Responsabilità vista l’eredità di una scia di grandi del salto in alto azzurro: “No, non la sento. Sono contenta. Finché va così mi godo il momento: è una disciplina molto tecnica e piena di alti e bassi, spero continui la mia crescita. Quest’anno all’aperto è una stagione intensa e vorrei fare di più, infatti ho cambiato rincorsa per provare a salire di più visto che con quella vecchia mi fermavo lì. Sono contenta e onorata, perché vivo d’atletica, e far bene quello che faccio è la fase più importante per me. Vedremo se continuerà, speriamo poi anche che Elena Vallortigara torni ad allenarsi il prima possibile, per me è un idolo. Per potermela giocare con lei e le altre“.
Sul cambiamento tecnico: “Ho provato ora questa nuova rincorsa, provandola in allenamento stavo peggio e non riuscivo a prendere gli stacchi, a correrci. Odio i cambiamenti, prenderei la rincorsa degli anni scorsi che fin dal primo momento in cui l’ho provata mi sono trovata da Dio. Ovviamente però è una rincorsa che mi limita e me ne rendo conto. Il mio problema è che gli anni bui il problema è stato di non avere una preparazione fisica adatta e facevo un salto in lungo invece che un salto in alto, non reggevo le velocità e il ritmo della rincorsa necessari per fare certe misure.
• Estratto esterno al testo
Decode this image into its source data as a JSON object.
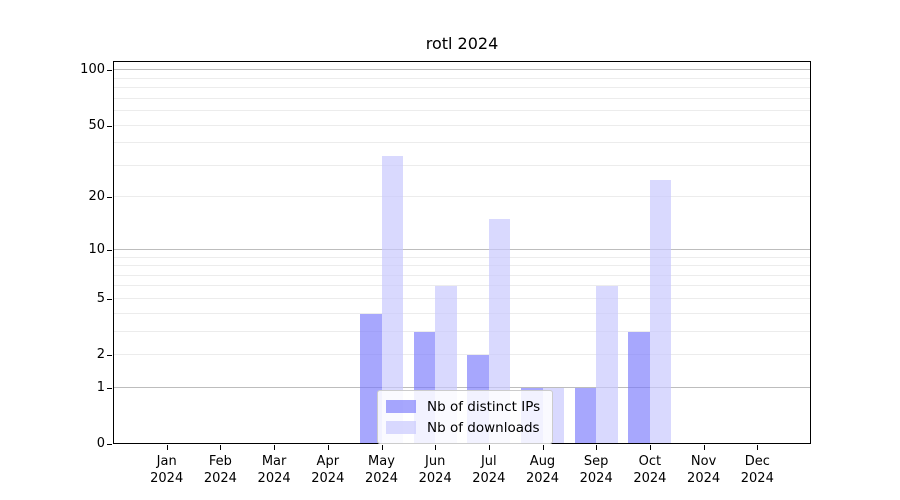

E non avevo freschezza mentale“.
Piani futuri: “Per ora non ho date certe. In Italia l’8 giugno, gara organizzata dalla mia società a Lucca. Poi vediamo se fare qualche meeting all’estero nel frattempo. Spero di poter fare io gli Europei a squadre a fine giugno a Madrid, ma meeting in programma ancora non ne ho“.
Il ranking: “Sono diciottesima. Però migliorare un po’ non sarebbe male: più che altro devo fare 1.92 per il minimo FIDAL“. E l’obiettivo per Tokyo: “La finale. Sarebbe già un lusso, le misure non saranno elevate. Anche l’anno scorso per la finale alle Olimpiadi ci voleva 1.92. Mi auguro quello e basta, e anche che tutta la stagione vada con stabilità senza avere tracolli“.